7 thoughts on “Language, Cerro Torre and Twirling Hippies

  1. Excellent post! Thanks for highlighting the level of absurdity that colors the grandiloquent online climbing forum/news world, and thanks (as always) for keeping a great perspective.

  2. Thanks for a couple of good posts on the subject. After reading your comments here and on the cleanest line, as well as Kruk’s and Kennedy’s personal statement, and many of the comments that followed I can’t help but laugh a little. Last year there was an uproar among the climbing community about Lama adding bolts to the ridge, and it seemed like going on an internet rant about the subject was the “in” thing to do, now that many of the original bolts have been removed, everyone’s in an uproar about there being fewer bolts. It seems like there’s no winning. There’s always going to be a arm chair climber who has an opinion and feels like they need to let the world know on one forum or another, and blast individuals who really did something amazing when they climbed the ridge by “fair means.” It’s absurd.

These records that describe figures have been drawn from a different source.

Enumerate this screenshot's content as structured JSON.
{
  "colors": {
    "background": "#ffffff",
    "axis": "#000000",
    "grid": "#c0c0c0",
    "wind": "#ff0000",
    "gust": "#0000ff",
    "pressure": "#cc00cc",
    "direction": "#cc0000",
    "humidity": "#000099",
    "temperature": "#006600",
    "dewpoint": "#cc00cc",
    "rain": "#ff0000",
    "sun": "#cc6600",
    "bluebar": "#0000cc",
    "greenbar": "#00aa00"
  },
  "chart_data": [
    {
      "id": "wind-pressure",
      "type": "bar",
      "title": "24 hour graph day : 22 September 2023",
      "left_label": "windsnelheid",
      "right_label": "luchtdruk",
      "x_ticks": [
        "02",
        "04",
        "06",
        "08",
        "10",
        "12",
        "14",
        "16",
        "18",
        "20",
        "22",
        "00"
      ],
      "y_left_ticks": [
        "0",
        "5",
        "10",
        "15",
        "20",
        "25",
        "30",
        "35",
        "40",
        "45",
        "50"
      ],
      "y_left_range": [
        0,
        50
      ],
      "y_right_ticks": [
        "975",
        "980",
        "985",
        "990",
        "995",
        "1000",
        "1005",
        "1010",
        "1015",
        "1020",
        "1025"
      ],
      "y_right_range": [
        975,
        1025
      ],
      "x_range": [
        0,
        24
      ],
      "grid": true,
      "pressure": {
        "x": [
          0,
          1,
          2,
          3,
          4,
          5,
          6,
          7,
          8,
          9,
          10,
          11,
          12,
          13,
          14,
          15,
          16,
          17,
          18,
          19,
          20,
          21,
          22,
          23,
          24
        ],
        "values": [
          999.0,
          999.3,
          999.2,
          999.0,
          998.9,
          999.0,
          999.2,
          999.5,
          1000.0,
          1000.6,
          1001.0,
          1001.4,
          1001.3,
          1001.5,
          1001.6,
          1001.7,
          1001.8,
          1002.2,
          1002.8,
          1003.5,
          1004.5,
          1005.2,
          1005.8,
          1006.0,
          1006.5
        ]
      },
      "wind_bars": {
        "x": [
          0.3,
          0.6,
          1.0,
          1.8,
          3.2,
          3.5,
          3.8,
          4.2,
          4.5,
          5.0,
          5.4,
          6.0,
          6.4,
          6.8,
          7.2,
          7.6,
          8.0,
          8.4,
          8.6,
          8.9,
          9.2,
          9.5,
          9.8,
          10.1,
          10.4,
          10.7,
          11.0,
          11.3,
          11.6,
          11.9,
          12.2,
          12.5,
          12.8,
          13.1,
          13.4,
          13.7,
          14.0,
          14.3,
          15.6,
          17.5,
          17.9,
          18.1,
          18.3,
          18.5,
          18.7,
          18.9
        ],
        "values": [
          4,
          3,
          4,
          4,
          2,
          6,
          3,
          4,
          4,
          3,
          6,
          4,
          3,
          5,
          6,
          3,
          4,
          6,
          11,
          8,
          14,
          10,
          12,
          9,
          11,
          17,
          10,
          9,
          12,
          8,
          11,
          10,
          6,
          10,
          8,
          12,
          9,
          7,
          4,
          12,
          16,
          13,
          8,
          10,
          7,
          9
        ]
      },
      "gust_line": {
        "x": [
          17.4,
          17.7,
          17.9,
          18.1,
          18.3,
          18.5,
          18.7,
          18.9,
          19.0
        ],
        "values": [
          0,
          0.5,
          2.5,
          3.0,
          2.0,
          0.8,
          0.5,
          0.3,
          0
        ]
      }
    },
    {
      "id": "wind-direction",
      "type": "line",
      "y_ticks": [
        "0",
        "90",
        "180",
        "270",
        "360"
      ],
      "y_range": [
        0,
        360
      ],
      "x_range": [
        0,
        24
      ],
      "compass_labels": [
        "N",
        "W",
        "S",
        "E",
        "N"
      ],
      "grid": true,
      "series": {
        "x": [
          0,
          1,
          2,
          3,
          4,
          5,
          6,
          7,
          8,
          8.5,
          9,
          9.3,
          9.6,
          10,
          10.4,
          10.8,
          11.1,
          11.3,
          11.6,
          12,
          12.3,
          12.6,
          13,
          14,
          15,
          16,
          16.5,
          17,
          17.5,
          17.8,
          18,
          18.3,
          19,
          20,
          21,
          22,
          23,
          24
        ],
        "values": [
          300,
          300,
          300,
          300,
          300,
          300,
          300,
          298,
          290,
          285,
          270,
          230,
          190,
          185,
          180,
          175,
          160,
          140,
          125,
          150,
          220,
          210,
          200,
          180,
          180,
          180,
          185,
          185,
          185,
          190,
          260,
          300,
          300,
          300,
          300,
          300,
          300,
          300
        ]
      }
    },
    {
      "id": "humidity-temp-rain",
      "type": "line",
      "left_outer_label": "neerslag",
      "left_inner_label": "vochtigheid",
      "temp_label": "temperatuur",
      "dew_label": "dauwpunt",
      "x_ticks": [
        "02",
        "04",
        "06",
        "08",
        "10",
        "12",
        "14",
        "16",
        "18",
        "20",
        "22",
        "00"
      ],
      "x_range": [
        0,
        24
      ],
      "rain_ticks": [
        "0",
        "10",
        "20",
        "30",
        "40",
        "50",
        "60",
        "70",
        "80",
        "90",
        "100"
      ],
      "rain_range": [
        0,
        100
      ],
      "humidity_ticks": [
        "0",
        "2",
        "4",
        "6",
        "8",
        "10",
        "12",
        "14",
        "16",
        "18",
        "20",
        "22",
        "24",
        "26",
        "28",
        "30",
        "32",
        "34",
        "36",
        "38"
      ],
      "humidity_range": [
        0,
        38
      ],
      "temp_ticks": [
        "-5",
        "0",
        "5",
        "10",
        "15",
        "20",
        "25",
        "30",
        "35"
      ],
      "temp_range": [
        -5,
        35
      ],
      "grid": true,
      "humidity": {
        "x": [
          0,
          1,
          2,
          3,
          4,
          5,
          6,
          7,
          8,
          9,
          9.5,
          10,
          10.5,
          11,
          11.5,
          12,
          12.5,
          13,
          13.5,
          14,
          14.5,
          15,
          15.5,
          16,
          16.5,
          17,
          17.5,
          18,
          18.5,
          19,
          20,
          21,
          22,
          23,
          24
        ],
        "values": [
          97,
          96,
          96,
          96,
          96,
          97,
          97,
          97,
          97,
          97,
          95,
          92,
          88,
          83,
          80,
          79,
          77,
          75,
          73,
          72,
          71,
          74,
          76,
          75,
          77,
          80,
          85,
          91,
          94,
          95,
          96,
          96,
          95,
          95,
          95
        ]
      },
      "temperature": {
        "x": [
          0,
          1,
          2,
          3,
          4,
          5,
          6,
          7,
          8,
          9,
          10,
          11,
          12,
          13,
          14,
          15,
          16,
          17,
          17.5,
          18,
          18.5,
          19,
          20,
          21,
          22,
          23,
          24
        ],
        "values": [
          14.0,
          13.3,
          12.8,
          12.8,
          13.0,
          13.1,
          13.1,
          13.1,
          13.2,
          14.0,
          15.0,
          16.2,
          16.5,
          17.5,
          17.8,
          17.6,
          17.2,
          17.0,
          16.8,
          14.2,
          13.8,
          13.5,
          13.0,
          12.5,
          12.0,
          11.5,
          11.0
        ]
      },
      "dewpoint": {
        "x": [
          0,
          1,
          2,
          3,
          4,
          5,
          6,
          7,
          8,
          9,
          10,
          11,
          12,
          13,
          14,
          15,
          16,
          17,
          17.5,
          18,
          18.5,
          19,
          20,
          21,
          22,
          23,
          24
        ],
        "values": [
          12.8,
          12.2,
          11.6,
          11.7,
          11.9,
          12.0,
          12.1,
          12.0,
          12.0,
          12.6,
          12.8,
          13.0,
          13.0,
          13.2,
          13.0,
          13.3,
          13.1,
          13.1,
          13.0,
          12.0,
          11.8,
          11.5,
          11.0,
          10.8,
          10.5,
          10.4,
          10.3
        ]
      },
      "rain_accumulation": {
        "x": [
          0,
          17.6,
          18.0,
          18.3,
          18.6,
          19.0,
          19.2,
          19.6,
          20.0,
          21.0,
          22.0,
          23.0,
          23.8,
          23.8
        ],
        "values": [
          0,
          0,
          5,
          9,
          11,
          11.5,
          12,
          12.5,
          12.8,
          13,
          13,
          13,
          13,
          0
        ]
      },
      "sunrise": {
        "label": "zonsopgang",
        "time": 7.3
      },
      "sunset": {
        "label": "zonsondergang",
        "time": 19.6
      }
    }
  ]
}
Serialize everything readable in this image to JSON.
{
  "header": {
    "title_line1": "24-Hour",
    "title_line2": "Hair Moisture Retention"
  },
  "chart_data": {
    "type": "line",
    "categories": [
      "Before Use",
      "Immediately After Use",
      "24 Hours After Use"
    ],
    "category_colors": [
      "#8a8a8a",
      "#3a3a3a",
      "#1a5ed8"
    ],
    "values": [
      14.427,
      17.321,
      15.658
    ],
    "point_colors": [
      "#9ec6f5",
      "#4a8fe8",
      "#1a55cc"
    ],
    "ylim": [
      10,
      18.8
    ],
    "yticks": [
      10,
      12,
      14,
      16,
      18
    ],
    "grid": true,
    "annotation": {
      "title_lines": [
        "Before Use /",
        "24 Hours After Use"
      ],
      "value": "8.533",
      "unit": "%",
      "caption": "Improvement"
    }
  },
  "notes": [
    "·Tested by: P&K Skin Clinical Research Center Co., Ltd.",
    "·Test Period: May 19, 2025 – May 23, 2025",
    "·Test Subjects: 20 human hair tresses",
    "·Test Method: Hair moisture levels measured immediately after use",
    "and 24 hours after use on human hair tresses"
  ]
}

  3. Language (grammar included) is a beautiful being with a life of its own. It is a pleasure to hear someone speak of it in such terms. Thanks for sharing your commentary and your passions.

  4. “Primum non nocere”, “first, do no harm”.

    It seems as though K&K and Maestri displayed the same arrogance of someone who deliberately alters or defaces something that is not theirs. What is the difference? Maybe after 40 years those bolts had become part of the mountain. Maybe?

    Does permanently installed hardware like this ever truly become permanent (ie become part of the mountain)?

    It is a hard call. What Maestri did was very much like littering (esp. leaving the compressor up there) and what K&K did was very much like picking up litter.

    Also to those who say, “they should have made what they were doing known” or “they should have asked first”. Who to let know, who to ask? What governing body covers this sort of thing? Who looks out for the mountains? What codified, enforceable rules exist worldwide?

    Tough, tough call. I would probably have left them. “First, do no harm”. Good rule to live by.